The official novelization suggests that Obi-Wan was more taken aback than the film lets on; it also suggests that he was deliberately concealing his feelings, which would presumably include any consternation about the Kaminoans' appearance (emphasis mine):
Obi-Wan pushed back his hood, which had offered little protection from the driving rain, and brushed the water from his hair. Wiping his face, he turned to face the speaker, and then he paused, caught by the image of the Kaminoan.
The words finally distracted Obi-Wan from his bemused perusal of her strangely beautiful physique. "I'm expected?" he asked, doing little to hide his incredulity. How in the galaxy could these beings possibly have been expecting him?
Obi-Wan nodded and tried to play it cool, hiding the million questions buzzing about in his thoughts. After all these years? They were thinking that I wasn't coming?
Attack of the Clones: Official Novelization Chapter 15
Bear in mind that the Kaminoans don't know that Obi-Wan is unfamiliar with them; as far as they know, he's a representative of one of their clients and, even though he may have never visited their planet before, they have every reason to believe that he's at least theoretically familiar with them.
For his part, Obi-Wan doesn't want the Kaminoans to think he's uncomfortable. He's very explicitly playing along with their mistake to pump them for information, and any suspicions he raises in their minds is going to jeopardize his mission. It would rather give the game away if he's openly gawking at them.
Though, all of that being the case, I would deeply question the assumption that he should be unduly shocked by their appearance. As I (and others) have mentioned in various comments: sure, he's meeting an entirely new species, but it's not like there aren't stranger-looking creatures roaming the galaxy. As a well-travelled galactic citizen, we can presume that Obi-Wan has seen his fair share of unusual alien species, and the Kaminoans are a relatively tame design; as noted in a different question on the site, they're not wholly dissimilar from other species he would be familiar with.
What's more, there's some indication that openly gawking at aliens is considered a social faux pas; consider this exchange from the canon novel Thrawn, where three characters discuss the titular alien (who is of a race never before seen in the galaxy at large):
"I've never seen anything like that before," Driller continued. "What is he, some kind of Pantoran with an eye condition?"
"Now, that's just rude," Juahir chided him. But she was staring at the strange being just as hard as he was. "Arihnda? Any ideas?"

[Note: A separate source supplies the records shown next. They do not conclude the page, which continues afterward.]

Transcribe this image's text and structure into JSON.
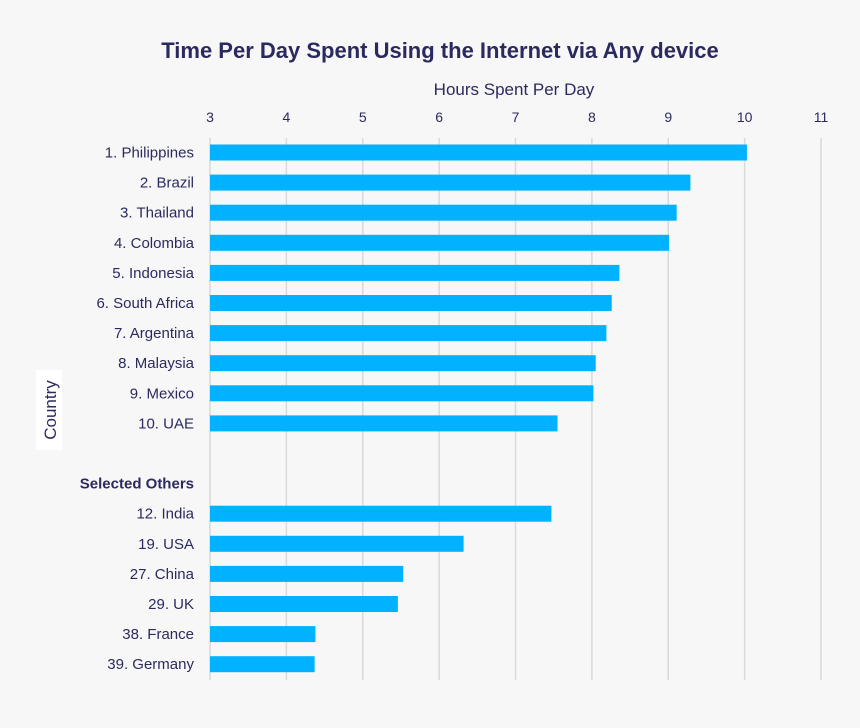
{
  "chart_data": {
    "type": "bar",
    "orientation": "horizontal",
    "title": "Time Per Day Spent Using the Internet via Any device",
    "xlabel": "Hours Spent Per Day",
    "ylabel": "Country",
    "xlim": [
      3,
      11
    ],
    "x_ticks": [
      3,
      4,
      5,
      6,
      7,
      8,
      9,
      10,
      11
    ],
    "grid": true,
    "bar_color": "#00b2ff",
    "groups": [
      {
        "label": "",
        "categories": [
          "1. Philippines",
          "2. Brazil",
          "3. Thailand",
          "4. Colombia",
          "5. Indonesia",
          "6. South Africa",
          "7. Argentina",
          "8. Malaysia",
          "9. Mexico",
          "10. UAE"
        ],
        "values": [
          10.03,
          9.29,
          9.11,
          9.01,
          8.36,
          8.26,
          8.19,
          8.05,
          8.02,
          7.55
        ]
      },
      {
        "label": "Selected Others",
        "categories": [
          "12. India",
          "19. USA",
          "27. China",
          "29. UK",
          "38. France",
          "39. Germany"
        ],
        "values": [
          7.47,
          6.32,
          5.53,
          5.46,
          4.38,
          4.37
        ]
      }
    ]
  }
}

"Sure," Arihnda said. "Let's go over and ask."
Juahir's gasp was audible even over the hum of conversation filling the ballroom. "You're kidding."
Thrawn Chapter 10
Although this is admittedly set in the Imperial era, many years after Obi-Wan's encounter with the Kaminoans, this doesn't seem an unreasonable social rule for any period of galactic history, especially in the relatively cosmopolitan years of the Republic.
And if there's anything we know about Obi-Wan, it's that he's unfailingly polite.